Iraqi looters loaded explosives into pickup trucks and drove the material away from the Al Qaqaa ammunition site, while U.S. soldiers watched. According to the Los Angeles Times, about a dozen U.S. troops guarding Al Qaqaa could not prevent the theft because they were outnumbered by looters:
The soldiers, who belong to two different units, described how Iraqis plundered explosives from unsecured bunkers before driving off in Toyota trucks.
The U.S. troops said there was little they could do to prevent looting of the ammunition site, 30 miles south of Baghdad.
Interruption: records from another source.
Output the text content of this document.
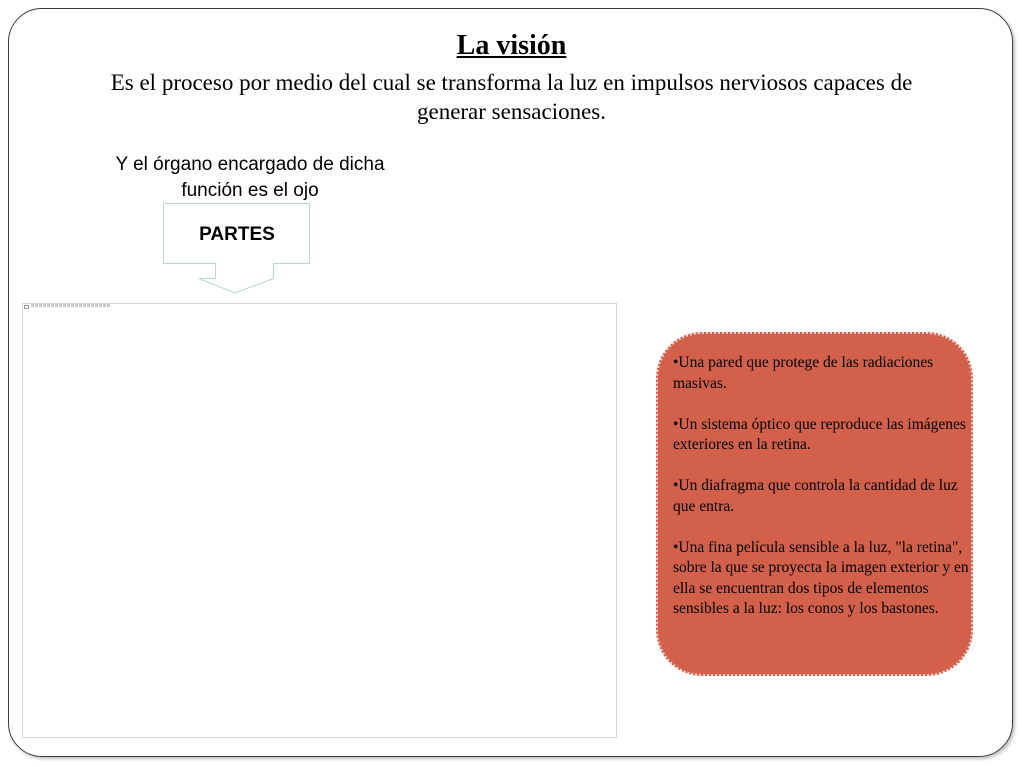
La visión
Es el proceso por medio del cual se transforma la luz en impulsos nerviosos capaces de generar sensaciones.
Y el órgano encargado de dicha función es el ojo
PARTES
•Una pared que protege de las radiaciones masivas.
•Un sistema óptico que reproduce las imágenes exteriores en la retina.
•Un diafragma que controla la cantidad de luz que entra.
•Una fina película sensible a la luz, "la retina", sobre la que se proyecta la imagen exterior y en ella se encuentran dos tipos de elementos sensibles a la luz: los conos y los bastones.
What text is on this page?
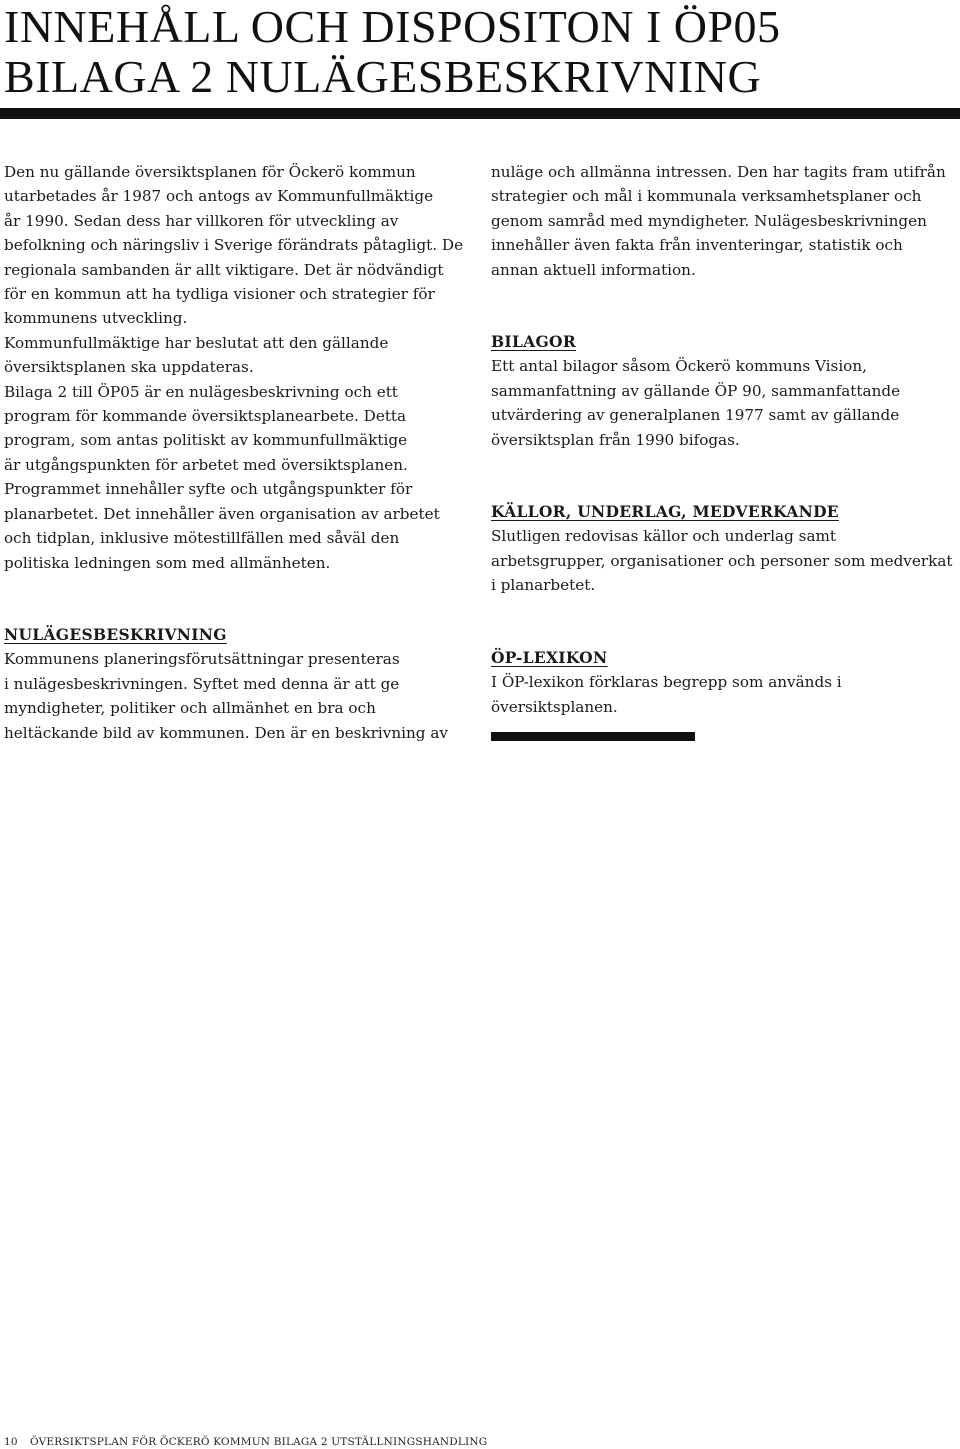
INNEHÅLL OCH DISPOSITON I ÖP05
BILAGA 2 NULÄGESBESKRIVNING

Den nu gällande översiktsplanen för Öckerö kommun
utarbetades år 1987 och antogs av Kommunfullmäktige
år 1990. Sedan dess har villkoren för utveckling av
befolkning och näringsliv i Sverige förändrats påtagligt. De
regionala sambanden är allt viktigare. Det är nödvändigt
för en kommun att ha tydliga visioner och strategier för
kommunens utveckling.
Kommunfullmäktige har beslutat att den gällande
översiktsplanen ska uppdateras.
Bilaga 2 till ÖP05 är en nulägesbeskrivning och ett
program för kommande översiktsplanearbete. Detta
program, som antas politiskt av kommunfullmäktige
är utgångspunkten för arbetet med översiktsplanen.
Programmet innehåller syfte och utgångspunkter för
planarbetet. Det innehåller även organisation av arbetet
och tidplan, inklusive mötestillfällen med såväl den
politiska ledningen som med allmänheten.

NULÄGESBESKRIVNING

Kommunens planeringsförutsättningar presenteras
i nulägesbeskrivningen. Syftet med denna är att ge
myndigheter, politiker och allmänhet en bra och
heltäckande bild av kommunen. Den är en beskrivning av

nuläge och allmänna intressen. Den har tagits fram utifrån
strategier och mål i kommunala verksamhetsplaner och
genom samråd med myndigheter. Nulägesbeskrivningen
innehåller även fakta från inventeringar, statistik och
annan aktuell information.

BILAGOR

Ett antal bilagor såsom Öckerö kommuns Vision,
sammanfattning av gällande ÖP 90, sammanfattande
utvärdering av generalplanen 1977 samt av gällande
översiktsplan från 1990 bifogas.

KÄLLOR, UNDERLAG, MEDVERKANDE

Slutligen redovisas källor och underlag samt
arbetsgrupper, organisationer och personer som medverkat
i planarbetet.

ÖP-LEXIKON

I ÖP-lexikon förklaras begrepp som används i
översiktsplanen.

10 ÖVERSIKTSPLAN FÖR ÖCKERÖ KOMMUN BILAGA 2 UTSTÄLLNINGSHANDLING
"We were running from one side of the compound to the other side, trying to kick people out," said one senior noncommissioned officer who was at the site in late April 2003.
"On our last day there, there were at least 100 vehicles waiting at the site for us to leave" so looters could come in and take munitions.
"It was complete chaos. It was looting like L.A. during the Rodney King riots," another officer said.
[. . .]
According to the four soldiers — members of the 317th Support Center and the 258th Rear Area Operations Center, an Arizona-based Army National Guard unit — the looting of Al Qaqaa occurred over several weeks in late April and early May.
This is sure to throw more fuel on the smoldering "missing explosives story which Osama bin Laden managed to displace with his October surprise videotape.
The Times does manage, although not deliberately, to provide some perspective for why Al Qaqaa was not secured:
The senior intelligence official said there was no order for any unit to secure Al Qaqaa. "No way," the officer said, adding that doing so would have diverted combat resources from the push toward Baghdad.
"It's all about combat power," the officer said, "and we were short combat power.
"If we had 150,000 soldiers, I'm not sure we could have secured" such sites, the officer said. "Securing connotes 24-hour presence," and only a few sites in Baghdad were thought to warrant such security.
[. . .]
"We couldn't have been given the assignment to defend a facility unless we were given the troops to do it, and we weren't," said one National Guard officer. "[Objective] Elm being protected or not protected was not really part of the equation. It wasn't an area of immediate concern."
So the looting of Al Qaqaa is another indication that there weren't enough troops in Iraq to do everything, but there are never enough troops to do everything. You have to make do with what you have and accomplish the most mission critical tasks. We weren't looking for explosives, we were looking for WMDs.